If you’ve read about converting separately managed accounts or private investment funds into a new ETF using Section 351 of the Internal Revenue Code, you might think it’s an easy process. Think again. There are numerous ways to mishandle this intricate transaction. To execute it successfully, you need experienced tax counsel, securities counsel, and a meticulous team. Here are some common pitfalls in the tax-free conversion from SMA to ETF.(1)

  1. Miscalculating positions. For a transfer to satisfy the Section 351 requirements, each transferor’s portfolio must have its largest holding represent less than 25% of the total portfolio of that transferor. Let’s say you have a potential transferor whose portfolio consists of $990,000 of Microsoft stock and $3M of an S&P 500 ETF. You might initially think to yourself, “great, the Microsoft stock is slightly less than 25%, and I can do a look through regarding the S&P 500 ETF, so I am home free.” Not so fast. Microsoft represents about 6% of the S&P 500, which means when you add the direct ownership of Microsoft ($990,000) to the indirect ownership of Microsoft (6% of $3M or $180,000) you now have $1,170,000 in Microsoft, which is slightly over 29% and means you just flunked the diversification requirements.
  1. Neglecting Risk Disclosures. Although a Section 351 conversion should be low-risk when planned and executed carefully, inherent risks still exist. Have you updated your registration statement to reflect these risks?

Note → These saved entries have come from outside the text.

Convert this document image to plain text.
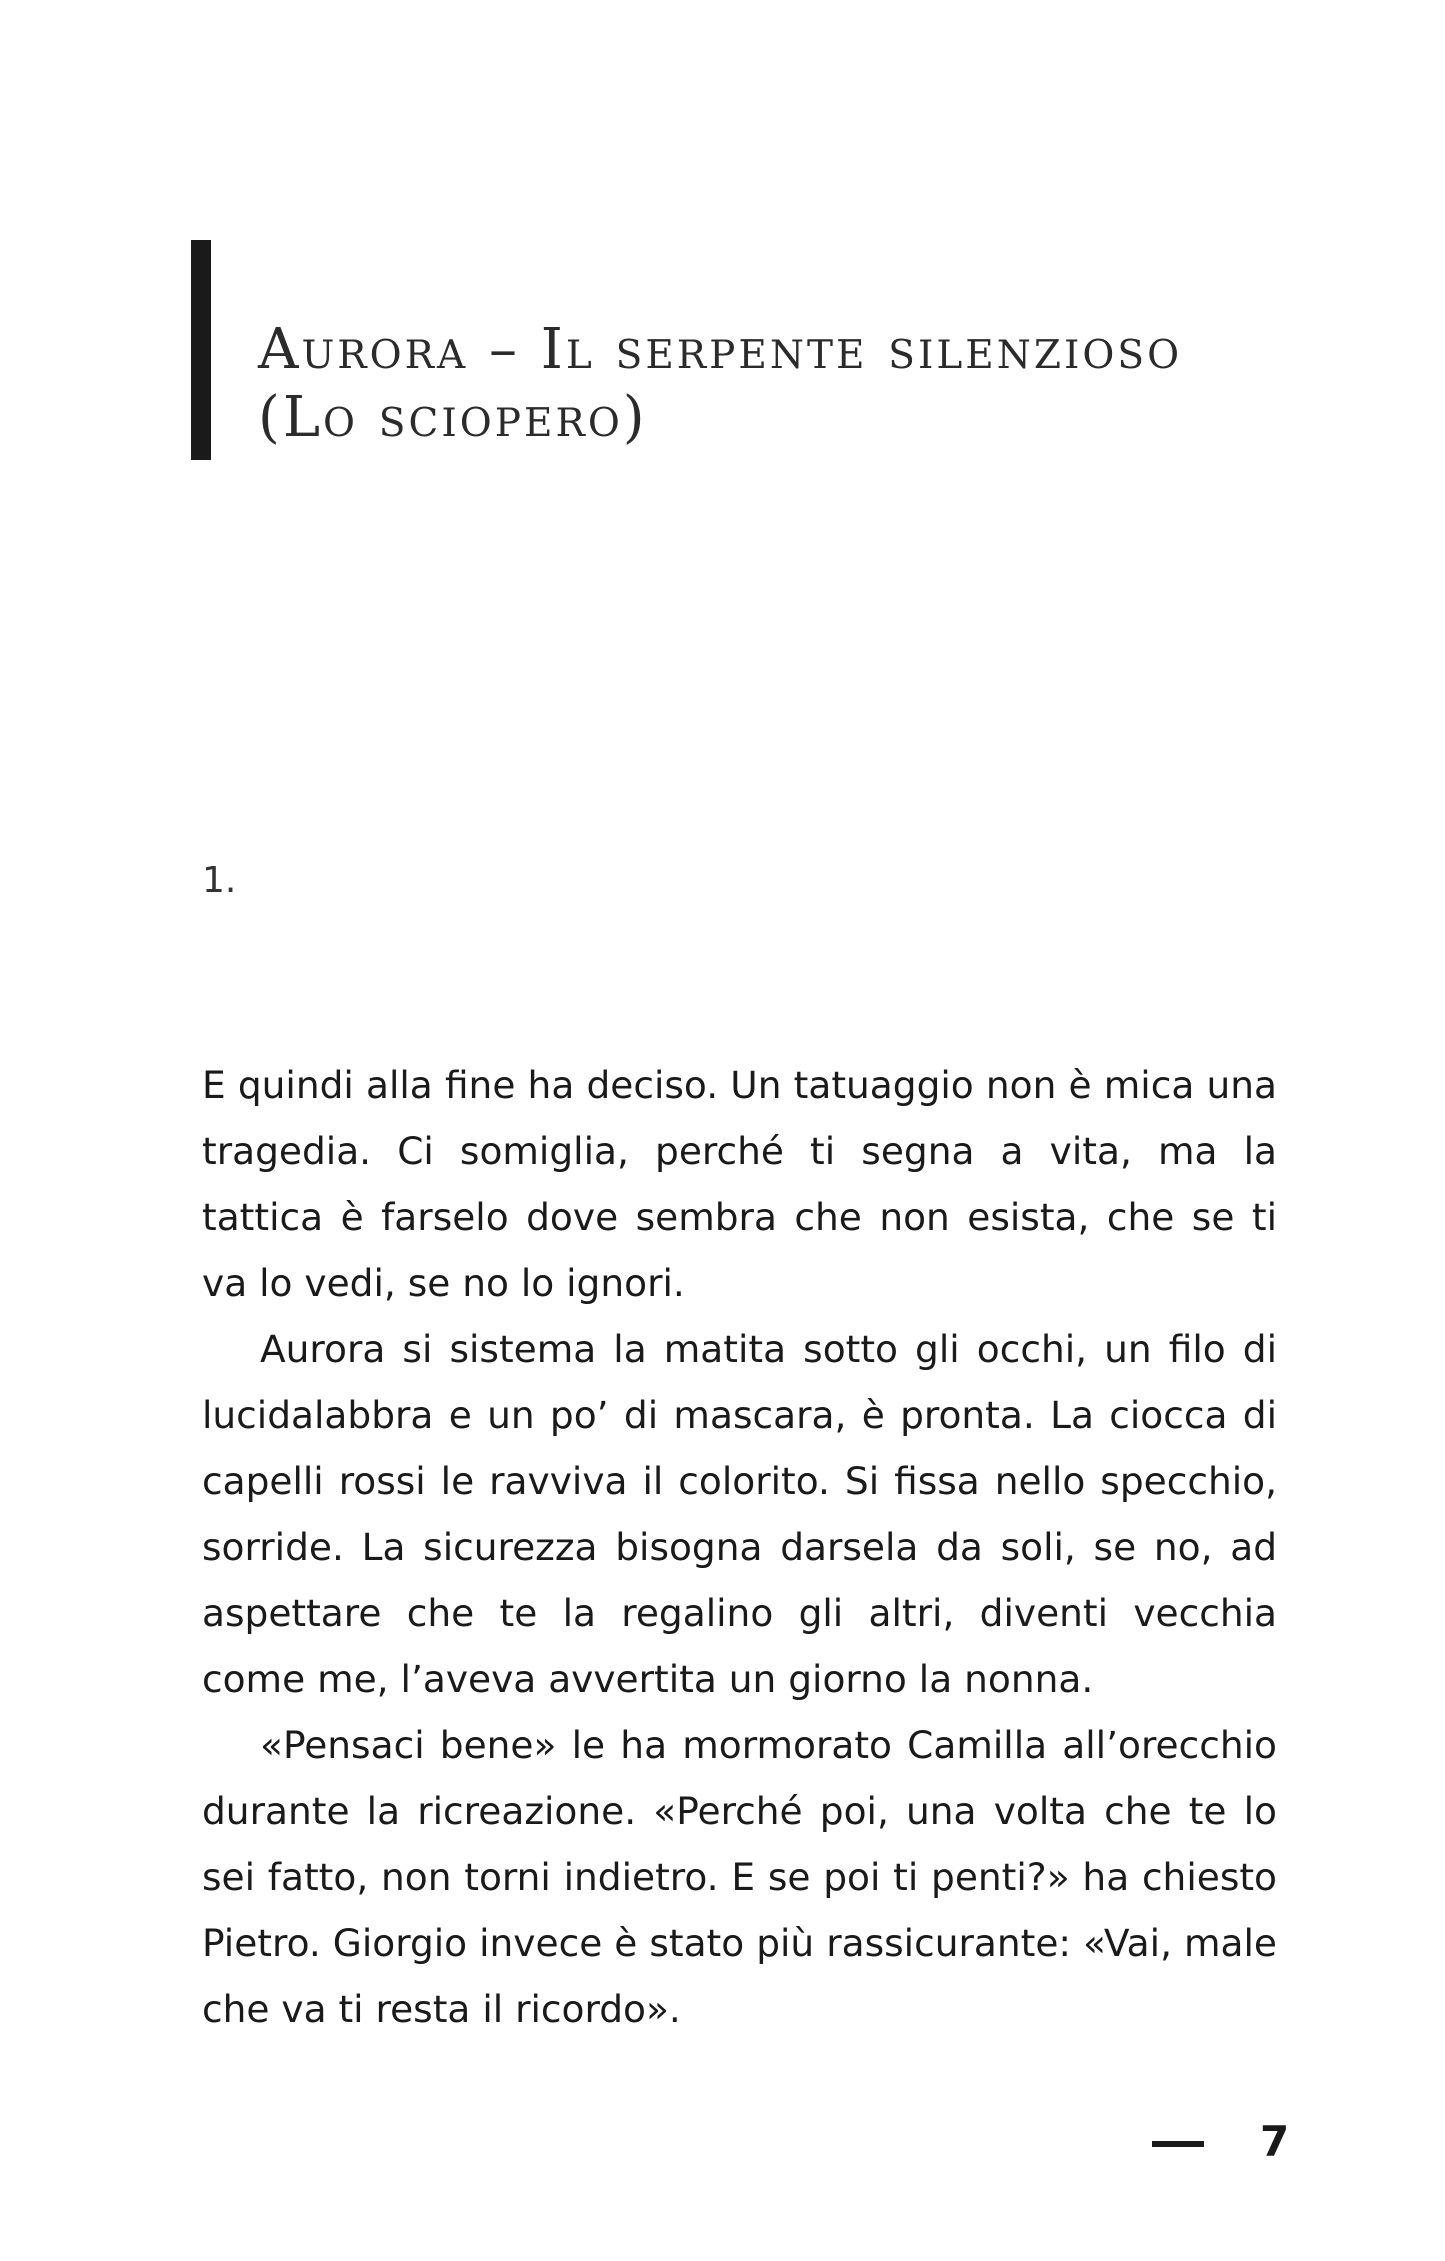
Aurora – Il serpente silenzioso (Lo sciopero)

1.

E quindi alla fine ha deciso. Un tatuaggio non è mica una tragedia. Ci somiglia, perché ti segna a vita, ma la tattica è farselo dove sembra che non esista, che se ti va lo vedi, se no lo ignori.

Aurora si sistema la matita sotto gli occhi, un filo di lucidalabbra e un po’ di mascara, è pronta. La ciocca di capelli rossi le ravviva il colorito. Si fissa nello specchio, sorride. La sicurezza bisogna darsela da soli, se no, ad aspettare che te la regalino gli altri, diventi vecchia come me, l’aveva avvertita un giorno la nonna.

«Pensaci bene» le ha mormorato Camilla all’orecchio durante la ricreazione. «Perché poi, una volta che te lo sei fatto, non torni indietro. E se poi ti penti?» ha chiesto Pietro. Giorgio invece è stato più rassicurante: «Vai, male che va ti resta il ricordo».

7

  1. Trying to Herd Cats with a Pitbull. A successful Section 351 transaction requires smooth collaboration among many parties, including custodians, all Registered Investment Advisors (RIAs), transferors, the ETF sponsor, advisers, tax counsel, securities counsel, the Authorized Participant (AP), ETF accounting teams, and others. Key steps involve timely delivery of securities or information. We prepare extensive PowerPoint presentations outlining all 17 steps and responsible parties, along with hosting weekly “all hands” calls to ensure alignment.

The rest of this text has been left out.